Japanese Beetles In ND Likely Came From MN
BISMARCK, N.D. (AP) — Japanese beetles have turned up in North Dakota for only the second time in more than half a century, but officials do not believe it has anything to do with extreme drought in states where the destructive pests are more prevalent.
One expert thinks the bugs simply hitched a ride on trucks carrying nursery plants across the Minnesota border.
Infestations of the beetles that feast on everything from rose bushes to corn crops are found mainly east of the Mississippi River. But they have turned up in traps in southeastern North Dakota this summer, and the state Agriculture Department is cautioning homeowners and farmers to be alert for the bugs.
"They have a voracious appetite and can defoliate a plant very quickly," Agriculture Commissioner Doug Goehring said.

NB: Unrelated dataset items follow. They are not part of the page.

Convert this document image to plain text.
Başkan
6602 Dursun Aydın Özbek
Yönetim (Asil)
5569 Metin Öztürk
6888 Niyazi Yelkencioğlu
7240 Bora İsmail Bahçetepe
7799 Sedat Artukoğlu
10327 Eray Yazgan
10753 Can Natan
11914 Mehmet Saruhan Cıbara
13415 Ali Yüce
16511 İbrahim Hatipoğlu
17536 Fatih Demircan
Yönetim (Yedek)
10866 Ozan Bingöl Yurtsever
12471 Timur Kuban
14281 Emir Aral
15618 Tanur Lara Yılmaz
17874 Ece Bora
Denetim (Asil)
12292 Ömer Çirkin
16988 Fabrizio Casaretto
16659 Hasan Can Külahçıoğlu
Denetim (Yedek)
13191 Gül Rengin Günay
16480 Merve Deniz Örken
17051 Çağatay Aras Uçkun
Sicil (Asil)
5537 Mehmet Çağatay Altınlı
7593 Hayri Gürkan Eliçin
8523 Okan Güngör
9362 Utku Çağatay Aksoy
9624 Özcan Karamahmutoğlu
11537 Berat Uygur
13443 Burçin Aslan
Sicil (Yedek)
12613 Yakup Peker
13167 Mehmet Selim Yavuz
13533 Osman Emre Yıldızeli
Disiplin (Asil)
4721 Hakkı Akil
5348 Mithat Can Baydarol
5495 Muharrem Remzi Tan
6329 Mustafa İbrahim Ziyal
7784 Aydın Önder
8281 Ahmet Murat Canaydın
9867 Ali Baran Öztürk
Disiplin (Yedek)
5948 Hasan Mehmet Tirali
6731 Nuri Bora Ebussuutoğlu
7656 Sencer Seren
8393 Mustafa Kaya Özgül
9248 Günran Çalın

The half-inch long beetles are metallic green with bronze wing covers. They were first found in the U.S. in 1916 in New Jersey and have since spread into most states east of the Mississippi, causing hundreds of millions of dollars of losses each year, according to the federal Animal and Plant Health Inspection Service.
North Dakota has been trapping Japanese beetles since 1960. The only other time they have been found was in 2001, in Burleigh County.
"This sort of caught us off guard," Goehring said of the findings this summer.
Both Goehring and NDSU entomologist Jan Knodel say the finding could be nothing more than a fluke.
"I don't think they're established yet (in North Dakota)," Knodel said. "I think they were introduced from Minneapolis, came on recent nursery shipments."
Knodel said it is unlikely that beetles are flying long distances from drought-ridden states where there is less green foliage to eat.
"We're hoping this winter we'll have a cold winter and we won't find them next year," she said.
State officials aren't taking any chances, especially as the pests already have established populations in parts of neighboring Minnesota and South Dakota.
In South Dakota, where the beetles for now are a problem only in urban and suburban Sioux Falls, "the population is new and growing," South Dakota State University entomologist Paul Johnson said.
"I would expect them to become at least minor pests in local fields within a few years given their rate of population growth," he said.
Goehring said officials will be monitoring next spring to see if any beetles survive the North Dakota winter.
"We need to stay on top of it," he said.